In spite of all this, I threw out two final hail marys to stay in it this year. One was a sponsorship solicitation to Specialized, which I thought was fairly articulate and covered a lot of interesting bases. I really had hope for this, and ultimately heard nothing. Since it’s practically impossible to follow up with them on these matters – oh I tried, believe me – that was the end of that. My second salvo was this Racermate contest, in which you wrote 100 words describing why you were a desperate athlete & deserving of a free Computrainer and a year of coaching. In the end though, I was a little foolish to think I had a chance at this, since I’m well removed from their wealthy triathlete target demographic (which is of course who won the contest).
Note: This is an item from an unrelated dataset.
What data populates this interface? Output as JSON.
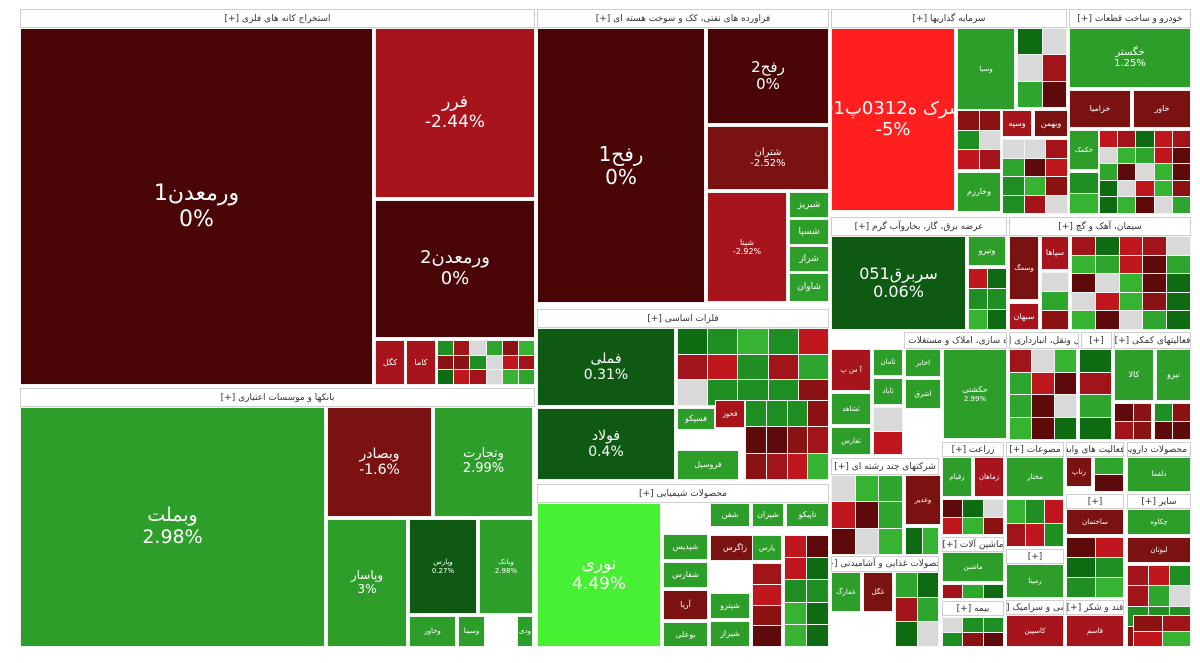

It all wrapped up fairly tidily in the past few days, finally getting word on that one, and then seeing registration for the race fill up. It seemed time to move on.
So for next year, a year removed from it all, I may feel differently. You can never promise anyone that different circumstances won’t change the way you see a situation, but that’s where I’m at today. But I won’t be up the mountain this year, not even for Newton’s, because it falls on the same day as the Prouty.
So this is your out to stop reading – at least for now. There’s no episode in the Chasing 1:20 story for this year. It’s going to be a myriad of other different things, and at the moment I’m not completely satisfied that this is the right decision, but I have to be mindful that I have what I believe are good reasons, and not losing sight of those is important.
My cousin Eddie’s ashes were spread at the top of Washington, and not a trip up that mountain happens without me asking him for some kind help along the way. This is actually really hard to write. It’s like we have this little connection once or twice a year up there, and thinking about not having that is painful. I wish I wasn’t so conflicted about it, didn’t have to analyze it, and could just do it. That’s my biggest flaw I think.